A new study, published in the New England Journal of Medicine, finds a single dose of typhoid conjugate vaccine (TCV) — the only typhoid vaccine licensed for children as young as 6 months — is safe and 84 percent effective in protecting against typhoid in Blantyre, Malawi. These are the first efficacy results from Africa and part of a five-year, multi-country project to accelerate introduction of TCV.
The findings are critical as typhoid is an increasing public health threat across sub-Saharan Africa due to the emergence and spread of multi-drug resistant strains, which are now common in Malawi. An estimated 1.2 million typhoid cases and 19,000 deaths occur each year in sub-Saharan Africa, which includes Malawi. The vast majority of these infections occur in school-age and preschool children.
The study is being conducted through a partnership between the University of Maryland School of Medicine’s (UMSOM) Center for Vaccine Development and Global Health (CVD), the Malawi-Liverpool-Wellcome Trust (MLW), and Blantyre Malaria Project (BMP) in Blantyre, Malawi.
The work is part of the Typhoid Vaccine Acceleration Consortium (TyVAC) — a larger effort led by CVD, the Oxford Vaccine Group at the University of Oxford, and PATH. TyVAC aims to accelerate the introduction of TCV as part of an integrated approach to reduce the burden of typhoid in countries eligible for support from Gavi, the Vaccine Alliance.
In 2017, the World Health Organization (WHO) recommended TCV for children 6 months of age and older in typhoid endemic settings.
The new study found that the vaccine prevented typhoid in Malawi — where the incidence of typhoid is high. This helps to pave the way for additional countries to introduce TCV, making it available to all children.
“Our only real option to controlling these new resistant strains of typhoid in a timely way is through the vaccine,” said Professor Melita Gordon, University of Liverpool, MLW, and principal investigator for the Malawi study. “The TCV efficacy data are the first from Africa and offer great promise for the control of this deadly disease across the continent.”
The analysis included more than 28,000 children 9 months to 12 years in Blantyre, Malawi — half received TCV and half received the control, group-A meningococcal (MenA) vaccine.
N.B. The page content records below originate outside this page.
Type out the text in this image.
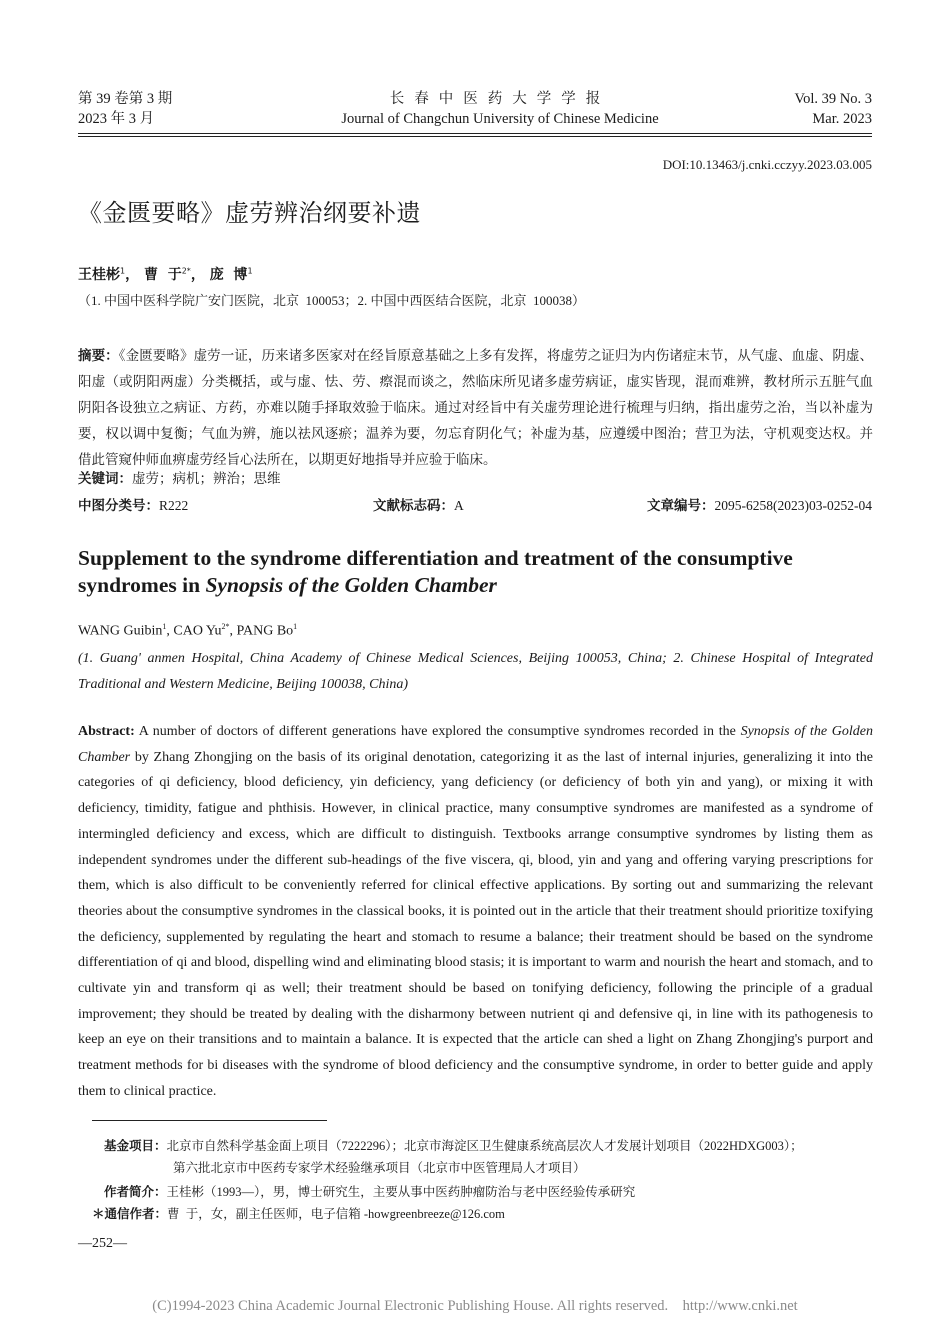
第 39 卷第 3 期
2023 年 3 月
长春中医药大学学报
Journal of Changchun University of Chinese Medicine
Vol. 39 No. 3
Mar. 2023
DOI:10.13463/j.cnki.cczyy.2023.03.005
《金匮要略》虚劳辨治纲要补遗
王桂彬$^1$， 曹  于$^{2*}$， 庞  博$^1$
（1. 中国中医科学院广安门医院，北京  100053；2. 中国中西医结合医院，北京  100038）
摘要：《金匮要略》虚劳一证，历来诸多医家对在经旨原意基础之上多有发挥，将虚劳之证归为内伤诸症末节，从气虚、血虚、阴虚、阳虚（或阴阳两虚）分类概括，或与虚、怯、劳、瘵混而谈之，然临床所见诸多虚劳病证，虚实皆现，混而难辨，教材所示五脏气血阴阳各设独立之病证、方药，亦难以随手择取效验于临床。通过对经旨中有关虚劳理论进行梳理与归纳，指出虚劳之治，当以补虚为要，权以调中复衡；气血为辨，施以祛风逐瘀；温养为要，勿忘育阴化气；补虚为基，应遵缓中图治；营卫为法，守机观变达权。并借此管窥仲师血痹虚劳经旨心法所在，以期更好地指导并应验于临床。
关键词：虚劳；病机；辨治；思维
中图分类号：R222	文献标志码：A	文章编号：2095-6258(2023)03-0252-04
Supplement to the syndrome differentiation and treatment of the consumptive syndromes in Synopsis of the Golden Chamber
WANG Guibin$^1$, CAO $Yu^{2*}$, PANG Bo$^1$
(1. Guang' anmen Hospital, China Academy of Chinese Medical Sciences, Beijing 100053, China; 2. Chinese Hospital of Integrated Traditional and Western Medicine, Beijing 100038, China)
Abstract: A number of doctors of different generations have explored the consumptive syndromes recorded in the Synopsis of the Golden Chamber by Zhang Zhongjing on the basis of its original denotation, categorizing it as the last of internal injuries, generalizing it into the categories of qi deficiency, blood deficiency, yin deficiency, yang deficiency (or deficiency of both yin and yang), or mixing it with deficiency, timidity, fatigue and phthisis. However, in clinical practice, many consumptive syndromes are manifested as a syndrome of intermingled deficiency and excess, which are difficult to distinguish. Textbooks arrange consumptive syndromes by listing them as independent syndromes under the different sub-headings of the five viscera, qi, blood, yin and yang and offering varying prescriptions for them, which is also difficult to be conveniently referred for clinical effective applications. By sorting out and summarizing the relevant theories about the consumptive syndromes in the classical books, it is pointed out in the article that their treatment should prioritize toxifying the deficiency, supplemented by regulating the heart and stomach to resume a balance; their treatment should be based on the syndrome differentiation of qi and blood, dispelling wind and eliminating blood stasis; it is important to warm and nourish the heart and stomach, and to cultivate yin and transform qi as well; their treatment should be based on tonifying deficiency, following the principle of a gradual improvement; they should be treated by dealing with the disharmony between nutrient qi and defensive qi, in line with its pathogenesis to keep an eye on their transitions and to maintain a balance. It is expected that the article can shed a light on Zhang Zhongjing's purport and treatment methods for bi diseases with the syndrome of blood deficiency and the consumptive syndrome, in order to better guide and apply them to clinical practice.
基金项目：北京市自然科学基金面上项目（7222296）；北京市海淀区卫生健康系统高层次人才发展计划项目（2022HDXG003）；
第六批北京市中医药专家学术经验继承项目（北京市中医管理局人才项目）
作者简介：王桂彬（1993—），男，博士研究生，主要从事中医药肿瘤防治与老中医经验传承研究
＊通信作者：曹  于，女，副主任医师，电子信箱 -howgreenbreeze@126.com
—252—
(C)1994-2023 China Academic Journal Electronic Publishing House. All rights reserved.    http://www.cnki.net
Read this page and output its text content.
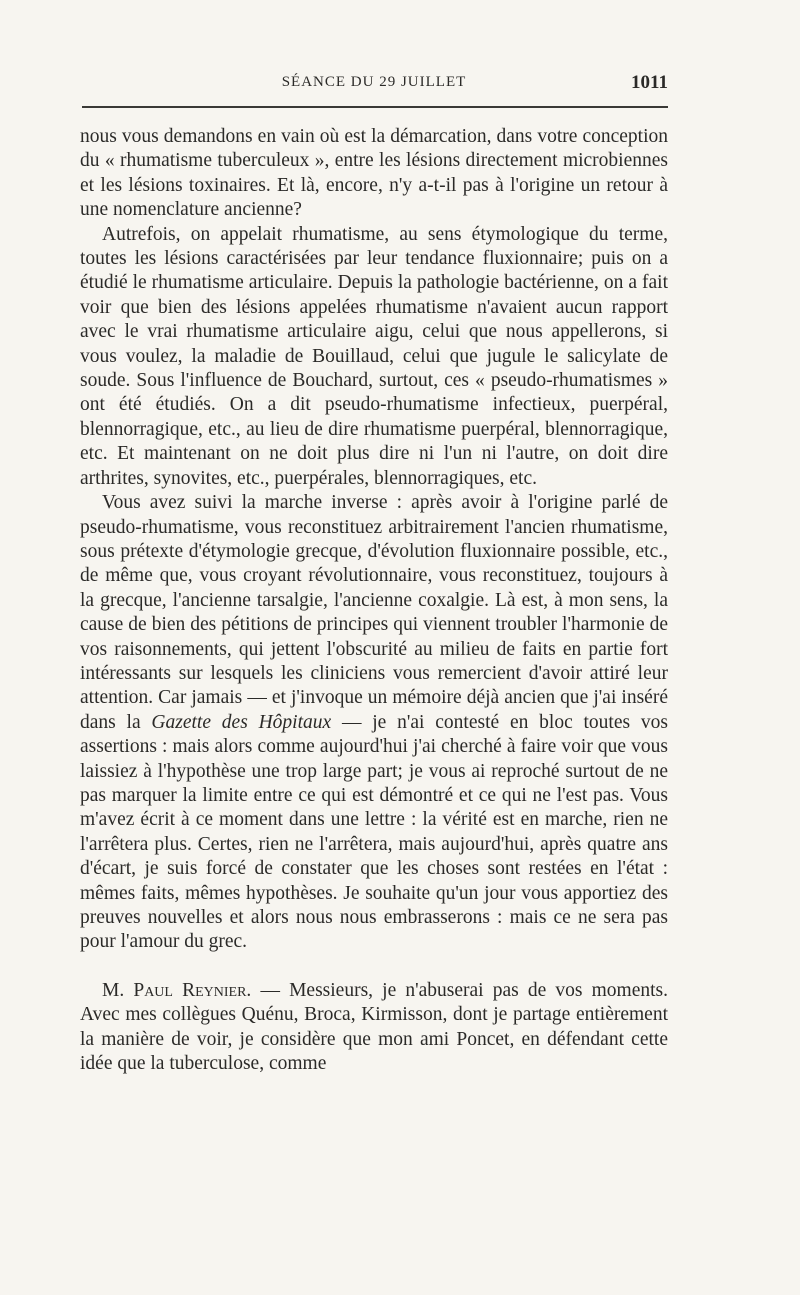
SÉANCE DU 29 JUILLET	1011

nous vous demandons en vain où est la démarcation, dans votre conception du « rhumatisme tuberculeux », entre les lésions directement microbiennes et les lésions toxinaires. Et là, encore, n'y a-t-il pas à l'origine un retour à une nomenclature ancienne?

Autrefois, on appelait rhumatisme, au sens étymologique du terme, toutes les lésions caractérisées par leur tendance fluxionnaire; puis on a étudié le rhumatisme articulaire. Depuis la pathologie bactérienne, on a fait voir que bien des lésions appelées rhumatisme n'avaient aucun rapport avec le vrai rhumatisme articulaire aigu, celui que nous appellerons, si vous voulez, la maladie de Bouillaud, celui que jugule le salicylate de soude. Sous l'influence de Bouchard, surtout, ces « pseudo-rhumatismes » ont été étudiés. On a dit pseudo-rhumatisme infectieux, puerpéral, blennorragique, etc., au lieu de dire rhumatisme puerpéral, blennorragique, etc. Et maintenant on ne doit plus dire ni l'un ni l'autre, on doit dire arthrites, synovites, etc., puerpérales, blennorragiques, etc.

Vous avez suivi la marche inverse : après avoir à l'origine parlé de pseudo-rhumatisme, vous reconstituez arbitrairement l'ancien rhumatisme, sous prétexte d'étymologie grecque, d'évolution fluxionnaire possible, etc., de même que, vous croyant révolutionnaire, vous reconstituez, toujours à la grecque, l'ancienne tarsalgie, l'ancienne coxalgie. Là est, à mon sens, la cause de bien des pétitions de principes qui viennent troubler l'harmonie de vos raisonnements, qui jettent l'obscurité au milieu de faits en partie fort intéressants sur lesquels les cliniciens vous remercient d'avoir attiré leur attention. Car jamais — et j'invoque un mémoire déjà ancien que j'ai inséré dans la Gazette des Hôpitaux — je n'ai contesté en bloc toutes vos assertions : mais alors comme aujourd'hui j'ai cherché à faire voir que vous laissiez à l'hypothèse une trop large part; je vous ai reproché surtout de ne pas marquer la limite entre ce qui est démontré et ce qui ne l'est pas. Vous m'avez écrit à ce moment dans une lettre : la vérité est en marche, rien ne l'arrêtera plus. Certes, rien ne l'arrêtera, mais aujourd'hui, après quatre ans d'écart, je suis forcé de constater que les choses sont restées en l'état : mêmes faits, mêmes hypothèses. Je souhaite qu'un jour vous apportiez des preuves nouvelles et alors nous nous embrasserons : mais ce ne sera pas pour l'amour du grec.

M. Paul Reynier. — Messieurs, je n'abuserai pas de vos moments. Avec mes collègues Quénu, Broca, Kirmisson, dont je partage entièrement la manière de voir, je considère que mon ami Poncet, en défendant cette idée que la tuberculose, comme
Blood tests performed on children with febrile illness occurring at least two weeks after receiving a study vaccine confirmed typhoid in 10 children in the TCV group and 61 who received MenA. TCV was effective in all age groups, including children under age 5.
Typhoid is a bacterial infection caused by Salmonella enterica serovar Typhi and is a serious threat in many low- and middle-income countries. While typhoid is treatable, the effects can go beyond illness and death. Typhoid can impair physical and cognitive development in children, affect school attendance and performance, limit productivity, and reduce earning potential.
“TCVs have the potential to protect millions of children disproportionately impacted by typhoid. We hope these much-needed data catalyze additional countries to introduce this lifesaving vaccine,” said Kathleen Neuzil, MD, MPH, the Myron M. Levine, MD, DTPH, Professor in Vaccinology at UMSOM. Neuzil is also the director of CVD and principal investigator for TyVAC.
Prevention of typhoid — with vaccines — is critical amid rising antimicrobial resistance. The TyVAC study in Africa helps inform a country’s decision to introduce TCV into their national childhood immunization program to combat the growing threat of antimicrobial resistance occurring globally.
“These findings highlight the burden of typhoid illness and the remarkable impact of a single dose of TCV in improving the health of children in low- and middle-income countries,” said E. Albert Reece, MD, PhD, MBA, executive vice president for medical affairs, University of Maryland, Baltimore, and the John Z. and Akiko K. Bowers Distinguished Professor and dean, UMSOM. “CVD has again harnessed the power of partnership to address the globe’s most pressing problems.”
TyVAC is funded by the Bill & Melinda Gates Foundation. Typbar TCV® is licensed by Bharat Biotech International Limited, Hyderabad, India.
About the Center for Vaccine Development and Global Health at the University of Maryland School of Medicine
For over 40 years, researchers in the Center for Vaccine Development and Global Health (CVD) have worked domestically and internationally to develop, test, and deploy vaccines to aid the world’s underserved populations. CVD is an academic enterprise engaged in the full range of infectious disease intervention from basic laboratory research through vaccine development, pre-clinical and clinical evaluation, large-scale pre-licensure field studies, and post-licensure assessments. CVD has created and tested vaccines against cholera, typhoid fever, paratyphoid fever, non-typhoidal Salmonella disease, shigellosis (bacillary dysentery), Escherichia coli diarrhea, nosocomial pathogens, tularemia, influenza, coronaviruses, malaria, and other infectious diseases. CVD’s research covers the broader goal of improving global health by conducting innovative, leading research in Baltimore and around the world. Our researchers are developing new and improved ways to diagnose, prevent, treat, control, and eliminate diseases of global impact, including COVID-19. In addition, CVD’s work focuses on the ever-growing challenge of antimicrobial resistance.